Azure Lighthouse Architecture
Below is an Azure Lighthouse architecture diagram:
Key Components
- Managed By Tenant: Lighthouse is issued by what’s known as an offer via the managed by tenant. The managed by tenant is the one that is requesting access to the customer tenant, referred to as the Service Provider.
- Lighthouse Offer: The offer can either be shared with the customer using a .json template, or it can be issued via Azure marketplace (which is known as a public offer). The customer then accepts the offer.
- Azure AD Security Groups: The service provider will need to associate Azure AD security groups to Azure Roles in the Lighthouse offer.
Positives
Azure Lighthouse ultimately improves the support and administration experience. Below are a list of positives for the product:
- Azure RBAC Delegated Roles – When you need to administer sprawling Azure subscriptions across various tenants, it can soon become difficult to efficiently manage access. A common method to deal with this issue, is to take advantage of the profile feature in browsers such as Microsoft Edge and Google Chrome. This does however introduce an administration overhead as profiles need to be constantly switched and managed. Azure Lighthouse can be used to onboard multiple Azure subscriptions, and all tenants can be accessed using a single Azure AD identity, without switching browser profiles and Azure AD identities.

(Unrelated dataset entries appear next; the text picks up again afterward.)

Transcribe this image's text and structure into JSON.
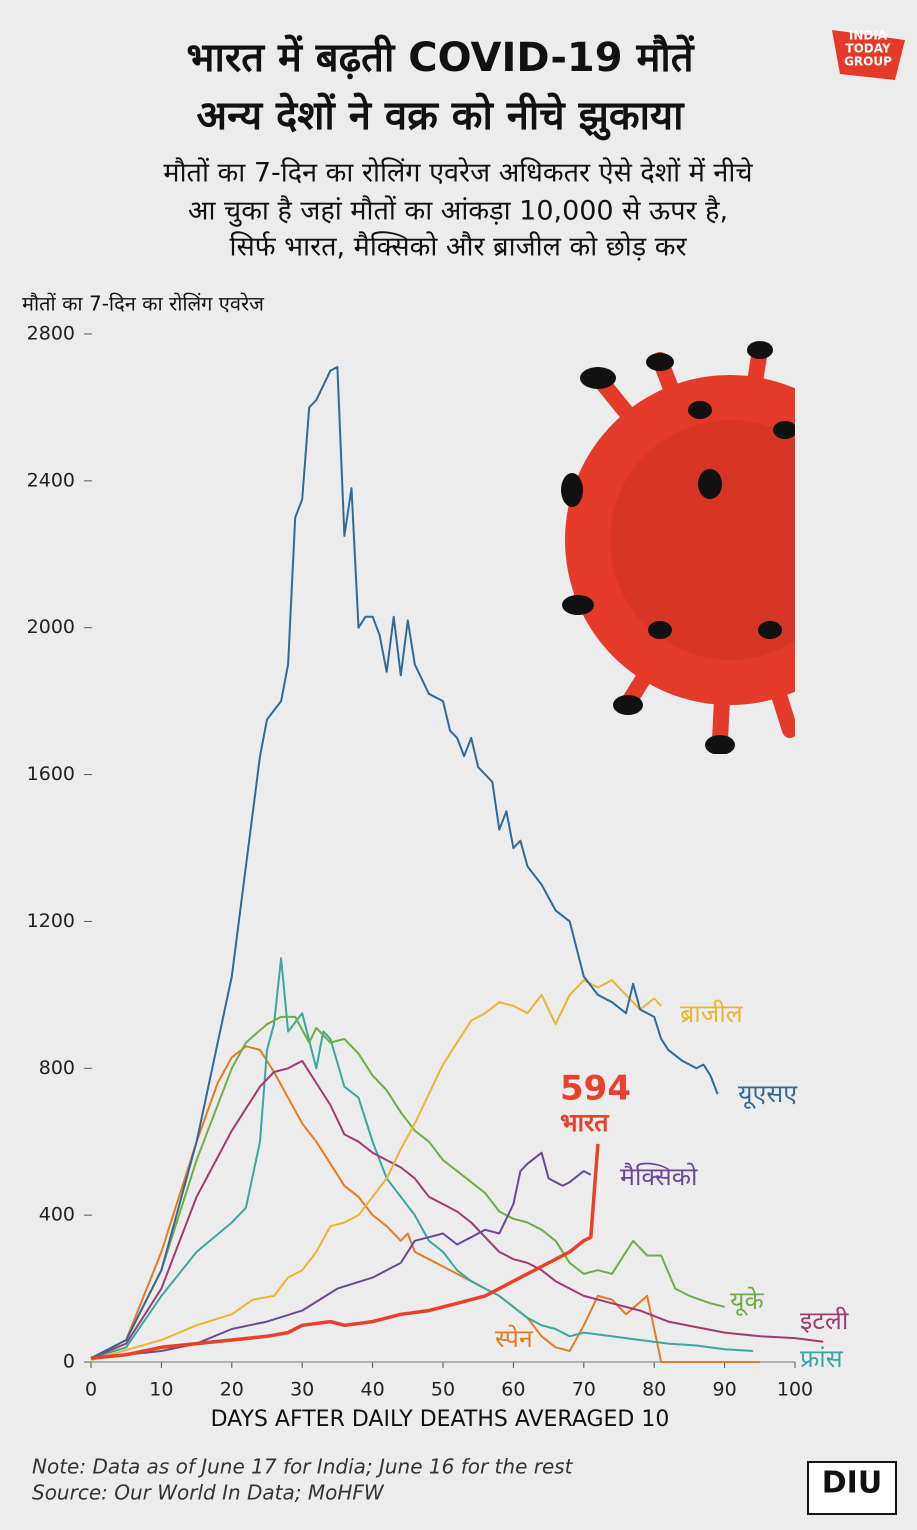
{
  "chart_data": {
    "type": "line",
    "title": [
      "भारत में बढ़ती COVID-19 मौतें",
      "अन्य देशों ने वक्र को नीचे झुकाया"
    ],
    "subtitle": [
      "मौतों का 7-दिन का रोलिंग एवरेज अधिकतर ऐसे देशों में नीचे",
      "आ चुका है जहां मौतों का आंकड़ा 10,000 से ऊपर है,",
      "सिर्फ भारत, मैक्सिको और ब्राजील को छोड़ कर"
    ],
    "y_label": "मौतों का 7-दिन का रोलिंग एवरेज",
    "x_label": "DAYS AFTER DAILY DEATHS AVERAGED 10",
    "notes": [
      "Note: Data as of June 17 for India; June 16 for the rest",
      "Source: Our World In Data; MoHFW"
    ],
    "logos": [
      "INDIA",
      "TODAY",
      "GROUP",
      "DIU"
    ],
    "xlim": [
      0,
      100
    ],
    "xticks": [
      0,
      10,
      20,
      30,
      40,
      50,
      60,
      70,
      80,
      90,
      100
    ],
    "ylim": [
      0,
      2800
    ],
    "yticks": [
      0,
      400,
      800,
      1200,
      1600,
      2000,
      2400,
      2800
    ],
    "series": [
      {
        "name": "यूएसए",
        "color": "#2f6a99",
        "x": [
          0,
          5,
          10,
          15,
          20,
          22,
          24,
          25,
          27,
          28,
          29,
          30,
          31,
          32,
          34,
          35,
          36,
          37,
          38,
          39,
          40,
          41,
          42,
          43,
          44,
          45,
          46,
          48,
          50,
          51,
          52,
          53,
          54,
          55,
          57,
          58,
          59,
          60,
          61,
          62,
          64,
          66,
          68,
          70,
          72,
          74,
          76,
          77,
          78,
          80,
          81,
          82,
          84,
          86,
          87,
          88,
          89
        ],
        "values": [
          10,
          60,
          250,
          600,
          1050,
          1350,
          1650,
          1750,
          1800,
          1900,
          2300,
          2350,
          2600,
          2620,
          2700,
          2710,
          2250,
          2380,
          2000,
          2030,
          2030,
          1980,
          1880,
          2030,
          1870,
          2020,
          1900,
          1820,
          1800,
          1720,
          1700,
          1650,
          1700,
          1620,
          1580,
          1450,
          1500,
          1400,
          1420,
          1350,
          1300,
          1230,
          1200,
          1050,
          1000,
          980,
          950,
          1030,
          960,
          940,
          880,
          850,
          820,
          800,
          810,
          780,
          730
        ]
      },
      {
        "name": "ब्राजील",
        "color": "#e8b730",
        "x": [
          0,
          10,
          15,
          20,
          23,
          26,
          28,
          30,
          32,
          34,
          36,
          38,
          40,
          42,
          44,
          46,
          48,
          50,
          52,
          54,
          56,
          58,
          60,
          62,
          64,
          66,
          68,
          70,
          72,
          74,
          76,
          78,
          80,
          81
        ],
        "values": [
          5,
          60,
          100,
          130,
          170,
          180,
          230,
          250,
          300,
          370,
          380,
          400,
          450,
          500,
          580,
          650,
          730,
          810,
          870,
          930,
          950,
          980,
          970,
          950,
          1000,
          920,
          1000,
          1040,
          1020,
          1040,
          1000,
          960,
          990,
          970
        ]
      },
      {
        "name": "यूके",
        "color": "#6fad45",
        "x": [
          0,
          5,
          10,
          15,
          20,
          22,
          25,
          27,
          29,
          31,
          32,
          34,
          36,
          38,
          40,
          42,
          44,
          46,
          48,
          50,
          52,
          54,
          56,
          58,
          60,
          62,
          64,
          66,
          68,
          70,
          72,
          74,
          76,
          77,
          79,
          81,
          83,
          85,
          88,
          90
        ],
        "values": [
          10,
          60,
          250,
          550,
          800,
          870,
          920,
          940,
          940,
          870,
          910,
          870,
          880,
          840,
          780,
          740,
          680,
          630,
          600,
          550,
          520,
          490,
          460,
          410,
          390,
          380,
          360,
          330,
          270,
          240,
          250,
          240,
          300,
          330,
          290,
          290,
          200,
          180,
          160,
          150
        ]
      },
      {
        "name": "इटली",
        "color": "#a23a72",
        "x": [
          0,
          5,
          10,
          15,
          20,
          24,
          26,
          28,
          30,
          32,
          34,
          36,
          38,
          40,
          42,
          44,
          46,
          48,
          50,
          52,
          54,
          56,
          58,
          60,
          62,
          64,
          66,
          68,
          70,
          74,
          78,
          82,
          86,
          90,
          95,
          100,
          104
        ],
        "values": [
          10,
          50,
          200,
          450,
          630,
          750,
          790,
          800,
          820,
          760,
          700,
          620,
          600,
          570,
          550,
          530,
          500,
          450,
          430,
          410,
          380,
          340,
          300,
          280,
          270,
          250,
          220,
          200,
          180,
          160,
          140,
          110,
          95,
          80,
          70,
          65,
          55
        ]
      },
      {
        "name": "स्पेन",
        "color": "#e47b23",
        "x": [
          0,
          5,
          10,
          15,
          18,
          20,
          22,
          24,
          26,
          28,
          30,
          32,
          34,
          36,
          38,
          40,
          42,
          44,
          45,
          46,
          48,
          50,
          52,
          54,
          56,
          58,
          60,
          62,
          64,
          66,
          68,
          70,
          72,
          74,
          76,
          79,
          81,
          85,
          90,
          95
        ],
        "values": [
          10,
          60,
          300,
          600,
          760,
          830,
          860,
          850,
          790,
          720,
          650,
          600,
          540,
          480,
          450,
          400,
          370,
          330,
          350,
          300,
          280,
          260,
          240,
          220,
          200,
          180,
          150,
          120,
          70,
          40,
          30,
          100,
          180,
          170,
          130,
          180,
          0,
          0,
          0,
          0
        ]
      },
      {
        "name": "फ्रांस",
        "color": "#3aa7a3",
        "x": [
          0,
          5,
          10,
          15,
          20,
          22,
          24,
          25,
          26,
          27,
          28,
          30,
          32,
          33,
          34,
          36,
          38,
          40,
          42,
          44,
          46,
          48,
          50,
          52,
          54,
          56,
          58,
          60,
          62,
          64,
          66,
          68,
          70,
          74,
          78,
          82,
          86,
          90,
          94
        ],
        "values": [
          10,
          40,
          180,
          300,
          380,
          420,
          600,
          850,
          920,
          1100,
          900,
          950,
          800,
          900,
          880,
          750,
          720,
          600,
          500,
          450,
          400,
          330,
          300,
          250,
          220,
          200,
          180,
          150,
          120,
          100,
          90,
          70,
          80,
          70,
          60,
          50,
          45,
          35,
          30
        ]
      },
      {
        "name": "मैक्सिको",
        "color": "#6b4896",
        "x": [
          0,
          5,
          10,
          15,
          20,
          25,
          30,
          35,
          40,
          44,
          46,
          48,
          50,
          52,
          54,
          56,
          58,
          60,
          61,
          62,
          64,
          65,
          66,
          67,
          68,
          70,
          71
        ],
        "values": [
          10,
          20,
          30,
          50,
          90,
          110,
          140,
          200,
          230,
          270,
          330,
          340,
          350,
          320,
          340,
          360,
          350,
          430,
          520,
          540,
          570,
          500,
          490,
          480,
          490,
          520,
          510
        ]
      },
      {
        "name": "भारत",
        "color": "#e8402a",
        "x": [
          0,
          5,
          10,
          15,
          20,
          25,
          28,
          30,
          34,
          36,
          40,
          44,
          48,
          52,
          56,
          60,
          64,
          68,
          70,
          71,
          72
        ],
        "values": [
          10,
          20,
          40,
          50,
          60,
          70,
          80,
          100,
          110,
          100,
          110,
          130,
          140,
          160,
          180,
          220,
          260,
          300,
          330,
          340,
          594
        ]
      }
    ]
  }
}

- Azure Deployments – MSPs can deploy resources to customer subscriptions via the service provider tenant.
- Azure Policy – Azure Lighthouse can be used as a centralized tool to deploy policy assignments across multiple Azure AD tenants.

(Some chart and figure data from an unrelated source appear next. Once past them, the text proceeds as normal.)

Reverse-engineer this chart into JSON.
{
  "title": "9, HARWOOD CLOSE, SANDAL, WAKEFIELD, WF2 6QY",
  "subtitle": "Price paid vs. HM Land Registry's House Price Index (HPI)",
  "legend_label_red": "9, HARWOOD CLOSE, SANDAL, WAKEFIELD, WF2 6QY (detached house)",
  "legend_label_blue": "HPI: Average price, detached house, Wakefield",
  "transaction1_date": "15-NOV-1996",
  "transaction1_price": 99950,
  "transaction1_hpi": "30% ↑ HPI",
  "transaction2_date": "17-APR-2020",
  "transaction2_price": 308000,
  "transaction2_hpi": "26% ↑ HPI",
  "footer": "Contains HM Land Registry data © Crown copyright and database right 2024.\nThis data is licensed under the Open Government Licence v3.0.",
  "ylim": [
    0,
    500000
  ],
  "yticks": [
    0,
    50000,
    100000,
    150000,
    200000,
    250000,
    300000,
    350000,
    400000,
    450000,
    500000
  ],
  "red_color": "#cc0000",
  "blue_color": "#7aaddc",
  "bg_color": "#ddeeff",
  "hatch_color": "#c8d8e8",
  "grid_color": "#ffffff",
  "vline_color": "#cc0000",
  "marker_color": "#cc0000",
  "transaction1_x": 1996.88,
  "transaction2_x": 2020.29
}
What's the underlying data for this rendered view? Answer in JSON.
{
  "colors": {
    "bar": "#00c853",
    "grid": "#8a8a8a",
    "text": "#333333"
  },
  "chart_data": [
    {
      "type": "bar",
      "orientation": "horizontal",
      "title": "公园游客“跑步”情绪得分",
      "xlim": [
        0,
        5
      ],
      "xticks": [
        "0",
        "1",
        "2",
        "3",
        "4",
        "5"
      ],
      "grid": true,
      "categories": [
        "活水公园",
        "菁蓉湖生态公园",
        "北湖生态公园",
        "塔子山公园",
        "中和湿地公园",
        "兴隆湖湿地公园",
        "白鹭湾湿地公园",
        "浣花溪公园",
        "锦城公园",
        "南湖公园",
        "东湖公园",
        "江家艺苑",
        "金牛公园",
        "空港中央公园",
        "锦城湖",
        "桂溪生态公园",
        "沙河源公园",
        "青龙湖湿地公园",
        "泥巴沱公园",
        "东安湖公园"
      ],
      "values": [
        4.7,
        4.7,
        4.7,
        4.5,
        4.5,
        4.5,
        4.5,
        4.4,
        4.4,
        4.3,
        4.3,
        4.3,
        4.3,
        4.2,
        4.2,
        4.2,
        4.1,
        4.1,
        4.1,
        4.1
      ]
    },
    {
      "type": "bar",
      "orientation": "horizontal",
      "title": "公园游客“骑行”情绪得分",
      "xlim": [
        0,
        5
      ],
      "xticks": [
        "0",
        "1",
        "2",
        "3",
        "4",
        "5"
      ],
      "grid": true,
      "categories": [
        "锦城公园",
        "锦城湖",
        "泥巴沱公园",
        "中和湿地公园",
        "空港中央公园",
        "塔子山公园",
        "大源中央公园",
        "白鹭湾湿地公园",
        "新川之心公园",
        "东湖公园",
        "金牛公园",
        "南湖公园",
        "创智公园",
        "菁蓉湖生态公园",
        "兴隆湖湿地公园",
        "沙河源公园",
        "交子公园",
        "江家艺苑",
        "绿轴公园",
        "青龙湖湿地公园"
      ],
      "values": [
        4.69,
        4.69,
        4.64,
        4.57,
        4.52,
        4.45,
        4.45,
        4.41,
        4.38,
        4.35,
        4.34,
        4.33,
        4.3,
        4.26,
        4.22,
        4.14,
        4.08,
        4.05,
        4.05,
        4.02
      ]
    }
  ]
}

- Cost – Azure Lighthouse is offered at no additional cost.
- Azure Privileged Identity Management (PIM) – PIM has recently been incorporated into Azure Lighthouse. An Azure AD premium 2 licence needs to be held by the service provider’s tenant. PIM roles (known as eligible authorizations in Lighthouse) can be defined, which allows service providers to accommodate customer security processes and elevate roles only when necessary.
- Monitoring – Log Analytics can be configured in customer environments. Service providers are then able to use log queries to view data and alerts from multiple tenants.
Drawbacks
While Azure Lighthouse does solve many challenges faced by service providers, there are still a number of drawbacks as outlined below:
- Visibility of permissions – Once a service provider onboards Azure subscriptions to Lighthouse, customers cannot view and verify which roles have been assigned using the Access Control (IAM) blade. The assigned roles simply do not appear. This can be misleading on first inspection, however it is by design and all roles assignments can be identified using the Service Providers section in Azure.

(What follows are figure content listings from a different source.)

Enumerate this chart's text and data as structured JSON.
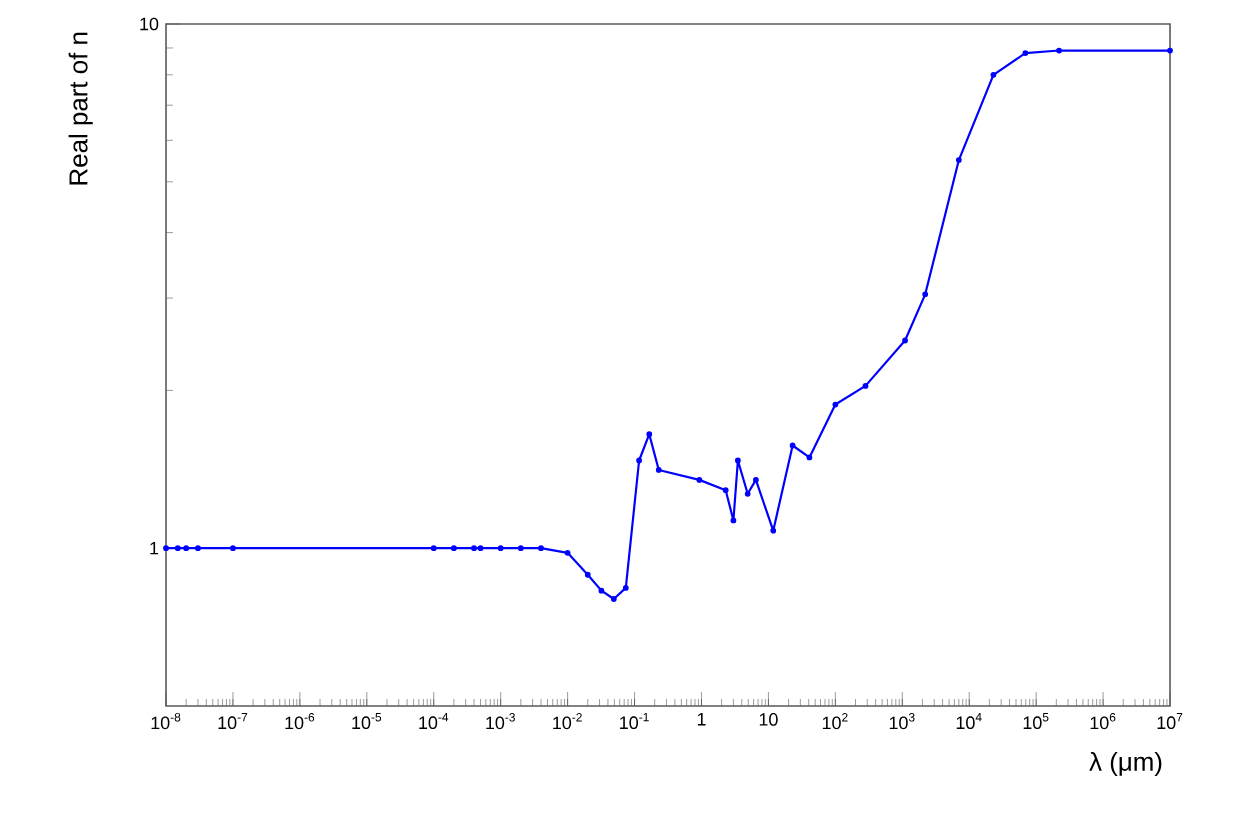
{
  "chart_data": {
    "type": "line",
    "xlabel": "λ (μm)",
    "ylabel": "Real part of n",
    "log": "xy",
    "xlim": [
      1e-08,
      10000000.0
    ],
    "ylim": [
      0.5,
      10
    ],
    "xticks": [
      {
        "value": 1e-08,
        "label": "10$^{-8}$"
      },
      {
        "value": 1e-07,
        "label": "10$^{-7}$"
      },
      {
        "value": 1e-06,
        "label": "10$^{-6}$"
      },
      {
        "value": 1e-05,
        "label": "10$^{-5}$"
      },
      {
        "value": 0.0001,
        "label": "10$^{-4}$"
      },
      {
        "value": 0.001,
        "label": "10$^{-3}$"
      },
      {
        "value": 0.01,
        "label": "10$^{-2}$"
      },
      {
        "value": 0.1,
        "label": "10$^{-1}$"
      },
      1,
      10,
      {
        "value": 100,
        "label": "10$^{2}$"
      },
      {
        "value": 1000,
        "label": "10$^{3}$"
      },
      {
        "value": 10000,
        "label": "10$^{4}$"
      },
      {
        "value": 100000,
        "label": "10$^{5}$"
      },
      {
        "value": 1000000,
        "label": "10$^{6}$"
      },
      {
        "value": 10000000,
        "label": "10$^{7}$"
      }
    ],
    "yticks": [
      1,
      10
    ],
    "marker": "circle",
    "line_style": "solid",
    "series": [
      {
        "color": "#0000ff",
        "x": [
          1e-08,
          1.5e-08,
          2e-08,
          3e-08,
          1e-07,
          0.0001,
          0.0002,
          0.0004,
          0.0005,
          0.001,
          0.002,
          0.004,
          0.01,
          0.02,
          0.032,
          0.049,
          0.074,
          0.117,
          0.166,
          0.23,
          0.93,
          2.3,
          3.0,
          3.5,
          4.9,
          6.5,
          11.8,
          23,
          41,
          100,
          282,
          1100,
          2200,
          7000,
          23000,
          69000,
          220000,
          10000000.0
        ],
        "values": [
          1,
          1,
          1,
          1,
          1,
          1,
          1,
          1,
          1,
          1,
          1,
          1,
          0.98,
          0.89,
          0.83,
          0.8,
          0.84,
          1.47,
          1.65,
          1.41,
          1.35,
          1.29,
          1.13,
          1.47,
          1.27,
          1.35,
          1.08,
          1.57,
          1.49,
          1.88,
          2.04,
          2.49,
          3.05,
          5.5,
          8.0,
          8.8,
          8.9,
          8.9
        ]
      }
    ]
  }
}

- PIM approvers – If PIM is configured, the PIM approvers can also be defined during the onboarding process. The approvers can only be selected from the service provider’s Azure AD. This seems counterproductive and goes against security principals. Approvers should ideally be located in the customer’s Azure AD.
- Azure AD & Management Groups – Azure Lighthouse does not allow you to assign Azure AD roles or make changes to management groups. This can be problematic when it comes to wider support and visibility, e.g., amending Azure policy assignments and assigning policies at management group level.
- Accidental changes – While Azure Lighthouse tackles the issue of profile switching, the chances of deploying workloads and making changes in the wrong subscription is slightly higher as a result. If the correct filters are not used, in theory, it is quite simple to modify resources in an undesired subscription.
Conclusion
Azure Lighthouse empowers MSPs by providing centralized management, monitoring, administration, deployment, and governance capabilities. It enables MSPs to provide a high quality driven service to customers. As highlighted, Azure Lighthouse can also be easily adopted by organisations that administer more than one tenant. In this scenario, Lighthouse can simplify and reduce administration overheads for IT departments. There are no hard and fast rules for limiting usage to MSPs.
If Microsoft are able to address the PIM approvers mechanism and management group access in the future, then Azure Lighthouse can be a flawless option. Dependent on requirements, the illustrated positives can easily outweigh the drawbacks. The product is continually being improved, and keeping an eye on the official learn documentation is a good way to stay up to date on feature releases.